E’ quanto emerge dall’indagine della Fondazione CUOA che - su un campione di 215 manager - ha rilevato come il 44% delle aziende sia presente sui social network, individuando nella mancanza di conoscenze approfondite e competenze specifiche, il principale ostacolo alla capillare estensione delle reti sociali on line.
I siti vetrina e le caselle di posta elettronica del web 1.0 non bastano così le imprese per relazionarsi con i consumatori, e in generale con gli utenti di internet, puntano soprattutto su Facebook (59%) e Linkedin (45%), seguiti da Youtube (22%) e Twitter (18%).
Questi quattro ambienti presentano modalità e obiettivi diversi: se Facebook offre una cornice d’interazione amichevole, Linkedin ha una connotazione essenzialmente professionale, mentre Youtube garantisce grande visibilità attraverso la diffusione e la condivisione di file video e Twitter permette una comunicazione rapida adatta agli aggiornamenti in tempo reale.
Una volta provati difficilmente si riesce a farne a meno, il giudizio infatti è in larga parte positivo, anzi c’è voglia non soltanto di consolidare la propria presenza ma addirittura di espandersi in altri ambienti social che offre il web 2.0.
Ricerca di potenziali clienti e promozione di prodotti e servizi, sono queste le ragioni fondamentali che spingono le imprese ad aprirsi ai network sociali; ben 7 aziende su 10 dichiarano di avere avuto risultati positivi in termini di nuove idee per il marketing e la comunicazione, lo sviluppo di affari oltre che un valido feedback sulla propria attività.

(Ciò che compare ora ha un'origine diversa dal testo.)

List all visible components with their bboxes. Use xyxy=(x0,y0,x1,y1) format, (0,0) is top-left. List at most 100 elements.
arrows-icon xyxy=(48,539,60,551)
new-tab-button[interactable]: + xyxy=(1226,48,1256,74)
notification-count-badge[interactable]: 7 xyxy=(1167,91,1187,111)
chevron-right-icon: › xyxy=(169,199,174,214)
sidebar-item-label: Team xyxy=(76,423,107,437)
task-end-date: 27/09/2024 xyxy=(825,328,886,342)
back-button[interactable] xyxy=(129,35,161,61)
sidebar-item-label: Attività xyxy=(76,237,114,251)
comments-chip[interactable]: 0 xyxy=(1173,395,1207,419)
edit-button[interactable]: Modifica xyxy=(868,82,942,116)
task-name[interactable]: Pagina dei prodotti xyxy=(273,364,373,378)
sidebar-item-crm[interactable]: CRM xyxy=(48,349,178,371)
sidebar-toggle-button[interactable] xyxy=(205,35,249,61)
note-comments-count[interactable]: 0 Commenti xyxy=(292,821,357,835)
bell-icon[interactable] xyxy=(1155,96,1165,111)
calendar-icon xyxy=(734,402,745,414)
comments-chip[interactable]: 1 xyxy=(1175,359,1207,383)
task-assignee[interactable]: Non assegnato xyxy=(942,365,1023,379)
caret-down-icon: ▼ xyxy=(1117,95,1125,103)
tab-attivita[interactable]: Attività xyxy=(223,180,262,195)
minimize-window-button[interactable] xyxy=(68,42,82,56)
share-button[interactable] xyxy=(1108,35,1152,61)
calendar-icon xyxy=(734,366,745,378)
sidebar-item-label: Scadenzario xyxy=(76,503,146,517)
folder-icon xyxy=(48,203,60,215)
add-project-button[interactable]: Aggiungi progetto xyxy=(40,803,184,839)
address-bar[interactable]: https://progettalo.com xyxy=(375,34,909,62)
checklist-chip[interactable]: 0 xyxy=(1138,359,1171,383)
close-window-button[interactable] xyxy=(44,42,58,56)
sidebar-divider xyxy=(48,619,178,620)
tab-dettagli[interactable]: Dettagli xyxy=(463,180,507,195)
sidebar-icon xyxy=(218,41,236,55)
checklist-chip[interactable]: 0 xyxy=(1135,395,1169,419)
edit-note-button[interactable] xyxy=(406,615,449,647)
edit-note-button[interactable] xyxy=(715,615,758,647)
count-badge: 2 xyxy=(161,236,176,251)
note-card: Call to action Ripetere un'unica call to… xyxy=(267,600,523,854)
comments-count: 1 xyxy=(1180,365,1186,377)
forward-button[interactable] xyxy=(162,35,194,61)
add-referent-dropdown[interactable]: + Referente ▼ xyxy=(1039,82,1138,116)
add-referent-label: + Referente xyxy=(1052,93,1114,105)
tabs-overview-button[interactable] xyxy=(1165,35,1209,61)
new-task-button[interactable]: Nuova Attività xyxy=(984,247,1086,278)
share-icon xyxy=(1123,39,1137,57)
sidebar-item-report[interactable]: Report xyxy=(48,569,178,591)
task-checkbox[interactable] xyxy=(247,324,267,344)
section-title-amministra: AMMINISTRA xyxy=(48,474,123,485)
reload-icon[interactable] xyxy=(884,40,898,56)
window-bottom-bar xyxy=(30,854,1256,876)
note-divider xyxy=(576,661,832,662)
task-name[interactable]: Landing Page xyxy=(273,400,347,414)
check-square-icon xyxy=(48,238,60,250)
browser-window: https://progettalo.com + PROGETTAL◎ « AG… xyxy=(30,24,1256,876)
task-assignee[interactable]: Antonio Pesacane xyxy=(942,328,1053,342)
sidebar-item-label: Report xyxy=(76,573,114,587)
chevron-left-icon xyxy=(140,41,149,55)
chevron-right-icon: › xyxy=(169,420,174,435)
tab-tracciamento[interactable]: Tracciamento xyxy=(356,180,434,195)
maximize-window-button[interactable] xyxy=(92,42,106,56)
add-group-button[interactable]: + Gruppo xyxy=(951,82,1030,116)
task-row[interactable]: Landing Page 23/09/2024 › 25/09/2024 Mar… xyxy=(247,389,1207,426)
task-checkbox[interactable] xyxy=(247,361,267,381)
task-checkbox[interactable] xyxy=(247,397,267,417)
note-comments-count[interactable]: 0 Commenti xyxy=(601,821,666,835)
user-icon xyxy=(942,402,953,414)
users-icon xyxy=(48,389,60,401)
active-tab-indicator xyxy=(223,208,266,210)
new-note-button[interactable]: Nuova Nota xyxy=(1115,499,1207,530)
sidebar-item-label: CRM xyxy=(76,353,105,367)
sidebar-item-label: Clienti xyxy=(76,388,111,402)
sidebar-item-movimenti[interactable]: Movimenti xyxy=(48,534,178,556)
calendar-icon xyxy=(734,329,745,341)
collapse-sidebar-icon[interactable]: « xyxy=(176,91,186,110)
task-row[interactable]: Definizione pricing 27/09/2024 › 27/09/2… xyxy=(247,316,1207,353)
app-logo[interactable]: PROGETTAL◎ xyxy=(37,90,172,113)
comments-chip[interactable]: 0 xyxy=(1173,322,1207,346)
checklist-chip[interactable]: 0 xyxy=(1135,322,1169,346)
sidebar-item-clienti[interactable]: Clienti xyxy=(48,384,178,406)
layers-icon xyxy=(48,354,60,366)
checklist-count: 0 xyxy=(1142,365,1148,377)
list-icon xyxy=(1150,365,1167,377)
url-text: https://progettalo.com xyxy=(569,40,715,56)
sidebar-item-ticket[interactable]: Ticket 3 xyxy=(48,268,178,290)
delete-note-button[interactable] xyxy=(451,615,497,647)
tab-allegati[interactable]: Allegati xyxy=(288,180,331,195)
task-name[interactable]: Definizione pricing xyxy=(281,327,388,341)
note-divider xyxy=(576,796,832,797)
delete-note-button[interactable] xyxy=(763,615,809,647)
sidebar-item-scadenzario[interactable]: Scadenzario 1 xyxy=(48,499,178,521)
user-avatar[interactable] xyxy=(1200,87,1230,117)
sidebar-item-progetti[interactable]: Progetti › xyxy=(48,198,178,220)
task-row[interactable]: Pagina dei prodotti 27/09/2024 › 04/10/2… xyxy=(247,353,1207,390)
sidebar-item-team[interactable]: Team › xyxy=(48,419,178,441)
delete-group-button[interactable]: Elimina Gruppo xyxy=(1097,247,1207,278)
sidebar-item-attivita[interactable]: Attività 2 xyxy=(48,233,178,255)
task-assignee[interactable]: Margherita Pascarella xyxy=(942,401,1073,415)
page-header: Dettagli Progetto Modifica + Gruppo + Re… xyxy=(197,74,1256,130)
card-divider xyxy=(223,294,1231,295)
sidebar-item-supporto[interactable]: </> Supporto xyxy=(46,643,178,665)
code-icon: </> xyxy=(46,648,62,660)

Tra coloro, invece, che hanno deciso di non essere presenti sui social network, il 40% degli intervistati considera tali strumenti non utili a proprio business, ma ciò che maggiormente risalta è la consapevolezza di non conoscerli sufficientemente (per il 25%) e di non possedere una preparazione adeguata alla loro corretta gestione (per il 13%), la parte restante del campione ammette di temere la fuga di notizie riservate o il pericolo di attacchi informatici.